Similar assumptions about gender are common, Ferrando said, especially in terms of what is defined as “women’s health.”

Nearly 1% of adults in the United States identify as transgender or gender diverse — a percentage that exceeds the prevalence of type 1 diabetes.

“At the end of the day, what we really mean by ‘women’s health’ is care for people who have pelvic organs,” she said. “What we don’t understand is that we are actually marginalizing men by categorizing it as ‘women’ health.’ There are men out there with female pelvic organs.”

Ferrando advocated an intersectional approach to understanding patients, emphasizing that gender is one part of an individual’s complex, multifaceted identity.

This type of approach is not restricted to transgender patients and should not be solely focused on issues like honoring a patient’s pronouns, Ferrando said.

“Asking patients about how they’d like to be referred to is immensely important, but these are ‘check box’ solutions,” she said. “It’s a start, but it’s barely scratching the surface of the important things we’re doing.”

Understanding that a transgender man is a man and a transgender woman is a woman is an important first step in knowing how to manage patient discussions, Ferrando said.

“If you can get your mind wrapped around that and tell your brain it’s OK to view it that way, that’s a springboard for all the other programming that comes after,” Ferrando said.

It often is helpful to take a “pelvic organ inventory” for transgender patients to better understand the patient’s biological realities and treatment history, Ferrando said.

“It’s important to be able to speak freely about that,” she said. “It’s important to be able to say, ‘I just need to know what surgeries or hormonal management you may have had, but I’m not going to make any assumptions about that.’”

Physicians tend to “get really squirmy” broaching sexual health goals of care with patients prior to cancer treatment, Ferrando said.
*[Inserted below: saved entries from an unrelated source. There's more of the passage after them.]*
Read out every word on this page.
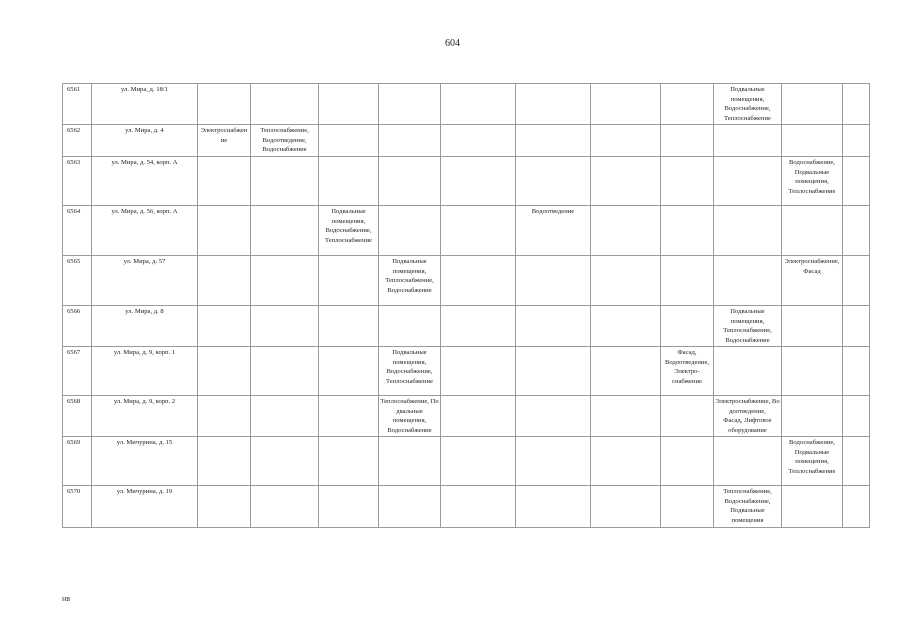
604
6561	ул. Мира, д. 18/1									Подвальные
помещения,
Водоснабжение,
Теплоснабжение		
6562	ул. Мира, д. 4	Электроснабжение	Теплоснабжение,
Водоотведение,
Водоснабжение									
6563	ул. Мира, д. 54, корп. А										Водоснабжение,
Подвальные
помещения,
Теплоснабжение	
6564	ул. Мира, д. 56, корп. А			Подвальные
помещения,
Водоснабжение,
Теплоснабжение			Водоотведение					
6565	ул. Мира, д. 57				Подвальные
помещения,
Теплоснабжение,
Водоснабжение						Электроснабжение, Фасад	
6566	ул. Мира, д. 8									Подвальные
помещения,
Теплоснабжение,
Водоснабжение		
6567	ул. Мира, д. 9, корп. 1				Подвальные
помещения,
Водоснабжение,
Теплоснабжение				Фасад,
Водоотведение, Электро-
снабжение			
6568	ул. Мира, д. 9, корп. 2				Теплоснабжение, Подвальные
помещения,
Водоснабжение					Электроснабжение, Водоотведение,
Фасад, Лифтовое
оборудование		
6569	ул. Мичурина, д. 15										Водоснабжение,
Подвальные
помещения,
Теплоснабжение	
6570	ул. Мичурина, д. 19									Теплоснабжение,
Водоснабжение,
Подвальные
помещения		
нв
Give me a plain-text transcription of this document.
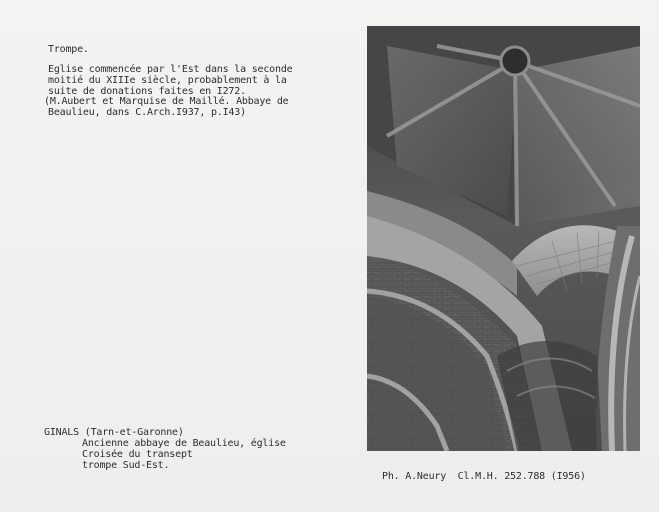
Trompe.
Eglise commencée par l'Est dans la seconde
moitié du XIIIe siècle, probablement à la
suite de donations faites en I272.
(M.Aubert et Marquise de Maillé. Abbaye de
Beaulieu, dans C.Arch.I937, p.I43)
GINALS (Tarn-et-Garonne)
Ancienne abbaye de Beaulieu, église
Croisée du transept
trompe Sud-Est.
Ph. A.Neury  Cl.M.H. 252.788 (I956)
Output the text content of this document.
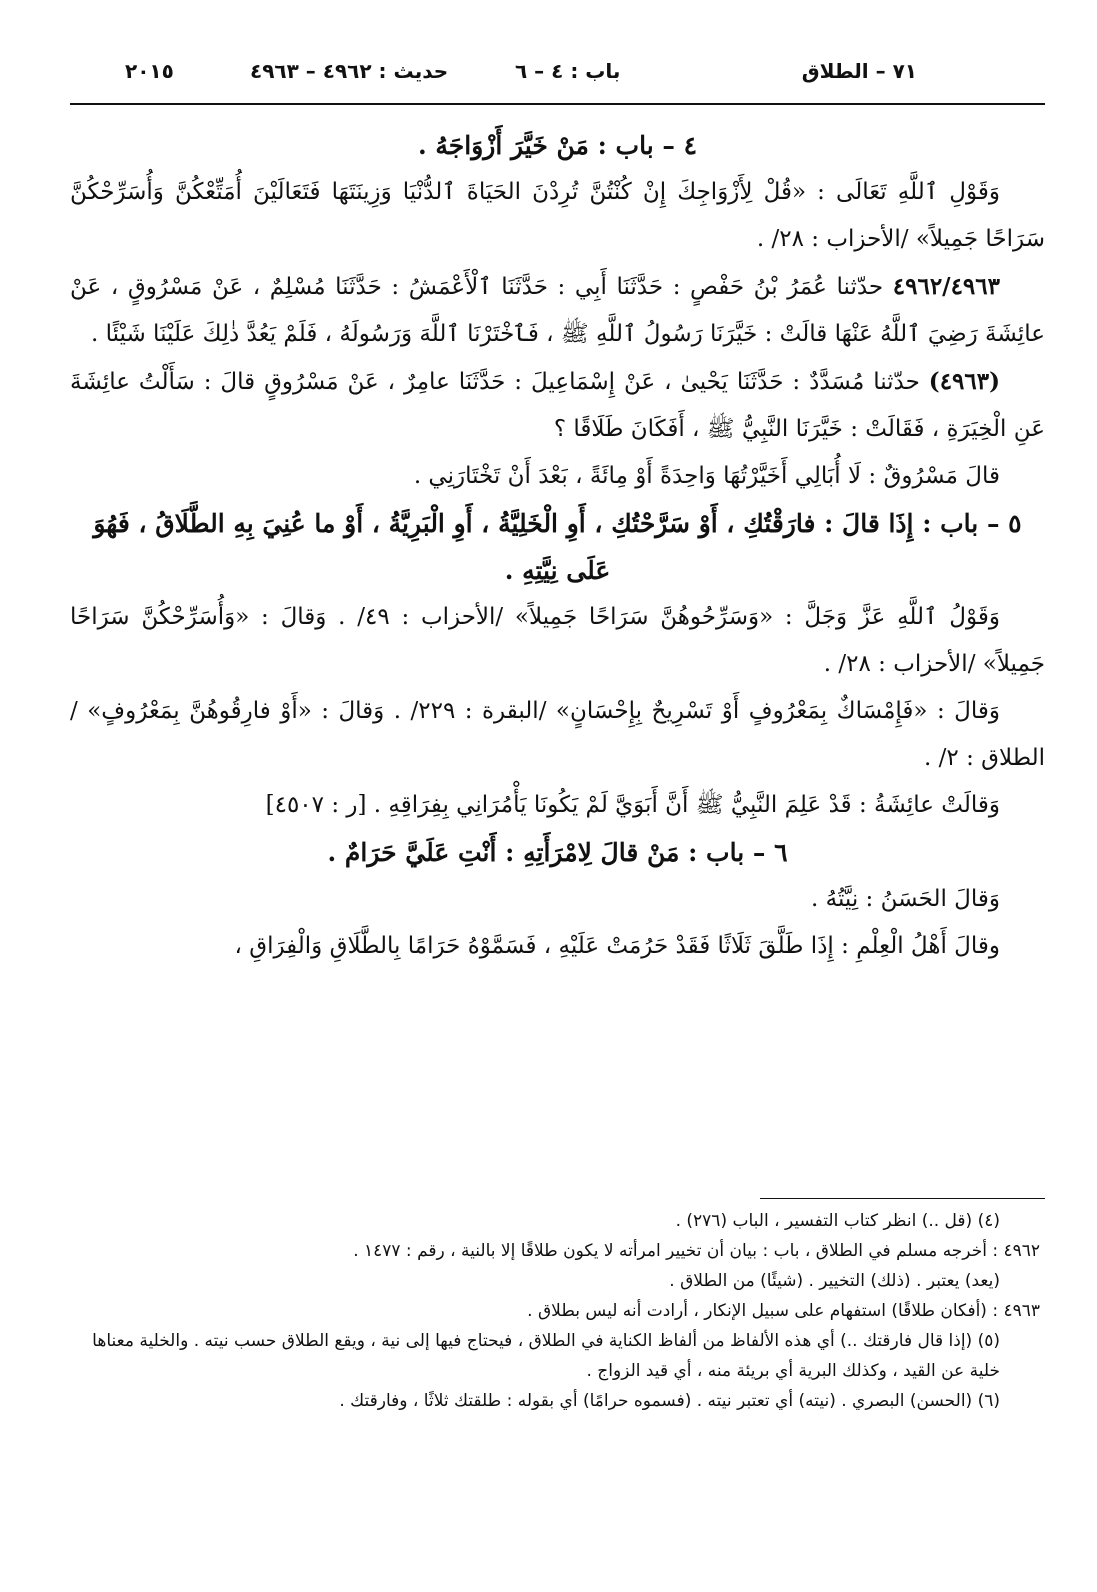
٧١ – الطلاق
باب : ٤ – ٦
حديث : ٤٩٦٢ – ٤٩٦٣
٢٠١٥

٤ – باب : مَنْ خَيَّرَ أَزْوَاجَهُ .

وَقَوْلِ ٱللَّهِ تَعَالَى : «قُلْ لِأَزْوَاجِكَ إِنْ كُنْتُنَّ تُرِدْنَ الحَيَاةَ ٱلدُّنْيَا وَزِينَتَهَا فَتَعَالَيْنَ أُمَتِّعْكُنَّ وَأُسَرِّحْكُنَّ سَرَاحًا جَمِيلاً» /الأحزاب : ٢٨/ .

٤٩٦٢/٤٩٦٣ حدّثنا عُمَرُ بْنُ حَفْصٍ : حَدَّثَنَا أَبِي : حَدَّثَنَا ٱلْأَعْمَشُ : حَدَّثَنَا مُسْلِمٌ ، عَنْ مَسْرُوقٍ ، عَنْ عائِشَةَ رَضِيَ ٱللَّهُ عَنْهَا قالَتْ : خَيَّرَنَا رَسُولُ ٱللَّهِ ﷺ ، فَٱخْتَرْنَا ٱللَّهَ وَرَسُولَهُ ، فَلَمْ يَعُدَّ ذٰلِكَ عَلَيْنَا شَيْئًا .

(٤٩٦٣) حدّثنا مُسَدَّدٌ : حَدَّثَنَا يَحْيىٰ ، عَنْ إِسْمَاعِيلَ : حَدَّثَنَا عامِرٌ ، عَنْ مَسْرُوقٍ قالَ : سَأَلْتُ عائِشَةَ عَنِ الْخِيَرَةِ ، فَقَالَتْ : خَيَّرَنَا النَّبِيُّ ﷺ ، أَفَكَانَ طَلَاقًا ؟

قالَ مَسْرُوقٌ : لَا أُبَالِي أَخَيَّرْتُهَا وَاحِدَةً أَوْ مِائَةً ، بَعْدَ أَنْ تَخْتَارَنِي .

٥ – باب : إِذَا قالَ : فارَقْتُكِ ، أَوْ سَرَّحْتُكِ ، أَوِ الْخَلِيَّةُ ، أَوِ الْبَرِيَّةُ ، أَوْ ما عُنِيَ بِهِ الطَّلَاقُ ، فَهُوَ عَلَى نِيَّتِهِ .

وَقَوْلُ ٱللَّهِ عَزَّ وَجَلَّ : «وَسَرِّحُوهُنَّ سَرَاحًا جَمِيلاً» /الأحزاب : ٤٩/ . وَقالَ : «وَأُسَرِّحْكُنَّ سَرَاحًا جَمِيلاً» /الأحزاب : ٢٨/ .

وَقالَ : «فَإِمْسَاكٌ بِمَعْرُوفٍ أَوْ تَسْرِيحٌ بِإِحْسَانٍ» /البقرة : ٢٢٩/ . وَقالَ : «أَوْ فارِقُوهُنَّ بِمَعْرُوفٍ» /الطلاق : ٢/ .

وَقالَتْ عائِشَةُ : قَدْ عَلِمَ النَّبِيُّ ﷺ أَنَّ أَبَوَيَّ لَمْ يَكُونَا يَأْمُرَانِي بِفِرَاقِهِ . [ر : ٤٥٠٧]

٦ – باب : مَنْ قالَ لِامْرَأَتِهِ : أَنْتِ عَلَيَّ حَرَامٌ .

وَقالَ الحَسَنُ : نِيَّتُهُ .

وقالَ أَهْلُ الْعِلْمِ : إِذَا طَلَّقَ ثَلَاثًا فَقَدْ حَرُمَتْ عَلَيْهِ ، فَسَمَّوْهُ حَرَامًا بِالطَّلَاقِ وَالْفِرَاقِ ،

(٤) (قل ..) انظر كتاب التفسير ، الباب (٢٧٦) .

٤٩٦٢ : أخرجه مسلم في الطلاق ، باب : بيان أن تخيير امرأته لا يكون طلاقًا إلا بالنية ، رقم : ١٤٧٧ .

(يعد) يعتبر . (ذلك) التخيير . (شيئًا) من الطلاق .

٤٩٦٣ : (أفكان طلاقًا) استفهام على سبيل الإنكار ، أرادت أنه ليس بطلاق .

(٥) (إذا قال فارقتك ..) أي هذه الألفاظ من ألفاظ الكناية في الطلاق ، فيحتاج فيها إلى نية ، ويقع الطلاق حسب نيته . والخلية معناها خلية عن القيد ، وكذلك البرية أي بريئة منه ، أي قيد الزواج .

(٦) (الحسن) البصري . (نيته) أي تعتبر نيته . (فسموه حرامًا) أي بقوله : طلقتك ثلاثًا ، وفارقتك .
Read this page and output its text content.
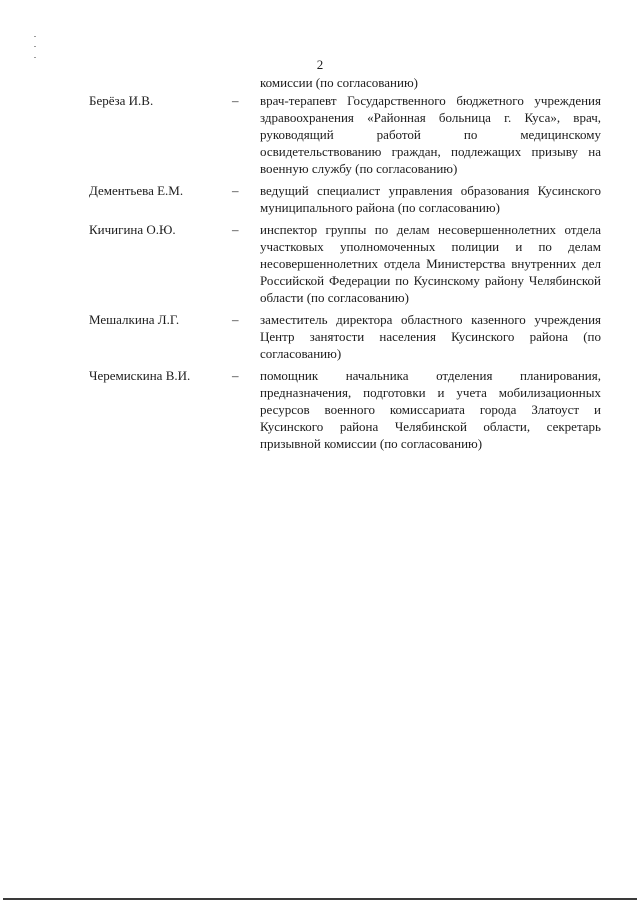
2
комиссии (по согласованию)
Берёза И.В.	–	врач-терапевт Государственного бюджетного учреждения здравоохранения «Районная больница г. Куса», врач, руководящий работой по медицинскому освидетельствованию граждан, подлежащих призыву на военную службу (по согласованию)
Дементьева Е.М.	–	ведущий специалист управления образования Кусинского муниципального района (по согласованию)
Кичигина О.Ю.	–	инспектор группы по делам несовершеннолетних отдела участковых уполномоченных полиции и по делам несовершеннолетних отдела Министерства внутренних дел Российской Федерации по Кусинскому району Челябинской области (по согласованию)
Мешалкина Л.Г.	–	заместитель директора областного казенного учреждения Центр занятости населения Кусинского района (по согласованию)
Черемискина В.И.	–	помощник начальника отделения планирования, предназначения, подготовки и учета мобилизационных ресурсов военного комиссариата города Златоуст и Кусинского района Челябинской области, секретарь призывной комиссии (по согласованию)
This may be particularly true with transgender patients because clinicians are afraid these discussions will upset patients, she said.

However, avoiding these conversations ultimately will leave patients ill prepared for what to expect during survivorship, Ferrando said.

“These conversations should be no different than what we ask our cisgender patients: What are your intentions? What organs do you use to have intimacy? What are your goals after surgery?” she said. “It’s very layered and nuanced, but it’s really, really important.”